General Data Protection Regulation

What is GDPR? General Data Protection Regulation is what the European Commission has created. This was first raised in January 2012 to redo the data protection act across the European Union. It’s main reason for redoing the system was to make Europe better ‘fit for the digital age’. Since 2012, an agreement was reached in December 2015 and it details what is involved and how it will be enforced. Since this has been applied to all countries within the European Union, it has affected businesses and individuals all over. Even though an agreement was settled at the end of 2015, it was not fully implemented until May 2018 and all nations where expected to have it in their own national law by 6 May 2018.

Also, since the UK is set to leave the EU soon, the UK government has stated that “this won’t impact on GDPR being enforced in the country and GDPR will work for the benefit of the UK”. If you break down what GDPR really stands for, it is just a new set of rules designed to give EU citizens more control over their personal data. It tries to favour business and individuals in terms of digital economy so everyone is being treated fairly. The European Union designed this reform to reflect the world we’re living in today. With this, it brings laws and obligations. This includes anyone who stores information, such as personal data. Also, the current way the world is going, nearly everywhere we go or anything we do, it all revolves around data. A few of the ways data is accessed is through social media, banks, retail shops and government procedures. Many companies had to prepare for the GDPR implementation, there were checklists that companies provided to help make sure that you were completely secure and safe when this new law was placed. These steps are what most companies would have taken to ensure they are not going to get any penalties; Map your company’s data. This is where the organisation would map all their personal data in the entire business and document what they did with the data.

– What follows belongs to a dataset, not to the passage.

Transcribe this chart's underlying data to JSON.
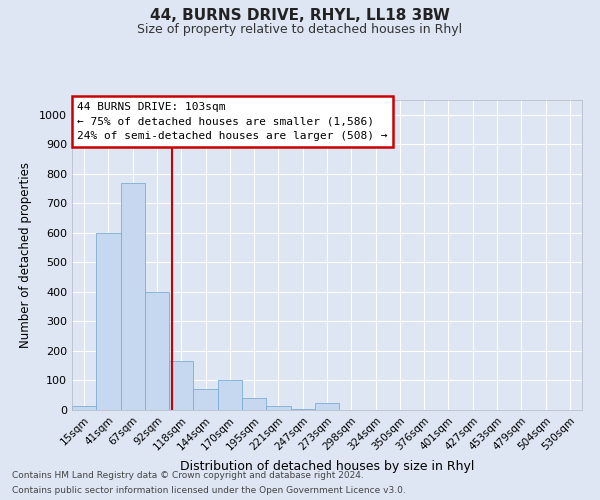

Find the easiest way to access and store the information with it still being very secure. Also, they would have had to make sure they knew who could access it and ensure no one gets unauthorised access. Don’t keep unnecessary data, one of the rules in the GDPR is that it will encourage a more disciplined treatment of personal data. Along with knowing who can access the data, the organisations had to put security measures in place. This could include more security to reduce the change of a data breach and it can also include quick methods to let individuals and authorities know. Since this has been implemented, people who fail to comply with this new law obviously must pay a penalty for breaking the law. Before it gets anywhere near close to a fine, there is a range of different stages to go through. These include warnings and reprimands which is when you impose a temporary or permanent ban on data processing, ordering the rectification, restriction or reassure of data and suspending data transfers to third countries. All of these could completely ruin a business. When it comes to fines, there are two tiers.

The first is; ‘Up to 10 Million Euros or 2% annual global turnover – whichever is higher’ and the second is; ‘Up to 20 Million Euros or 4% annual global turnover – whichever is higher. ’ These fines are discretionary and not mandatory, they must be imposed on a case-by-case basis and must be ‘effective, proportionate and dissuasive. ’ The fines are calculated depending on what article the organisation has breached. Infringements of the organisation’s obligations, including data security breaches, will be given a lower level punishment. However, if infringements of an individual’s privacy rights are breached, then the organisation will be subject to a higher-level punishment. When it comes to personal security for individuals and the public, there are many benefits. Some of these include; the right to access. This means that the individual has the right to request access to their own personal data from a company after it has been gathered. The company needs to provide you with this information, if they don’t, they are not complying with GDPR. They are also allowed to be forgotten, this is when a customer contacts a company to withdraw their information for whatever reason, the company must comply with this request. If the individual wants to transfer any of their information from one service provider to another, they are capable to do so with GDPR. Companies must let customers know before any information is gathered and customers have the right to withdraw but if the consumer wants their information stored, they must opt in for it to be gathered in the first place. Individuals can request that their data is not used for processing, their record can remain with the organisation but cannot be used. Finally, one of the most major issues is that the customer must be told if there has been any sort of data breach within a company which compromises the individual's personal data. The organisation must be informed within 72 hours of the original breach.

To conclude, since everything in the current day is getting more and more technology dependant, data is something that has always been attached to technology and the government will do all they can to protect companies and individuals from being ‘used’ against personal data abuse. You can really tell what a good company is compared to a bad company since GDPR has been implemented. Companies who show they value a customer’s privacy and who are transparent about how their data is being used and when, will always have a better relationship with the individual compared to companies who don’t tell you anything, let alone a data breach. However, even though many companies are settled and have adapted to the new laws of GDPR, there are still many smaller organisations who are still trying to get away with not complying, which will always end in a bad way.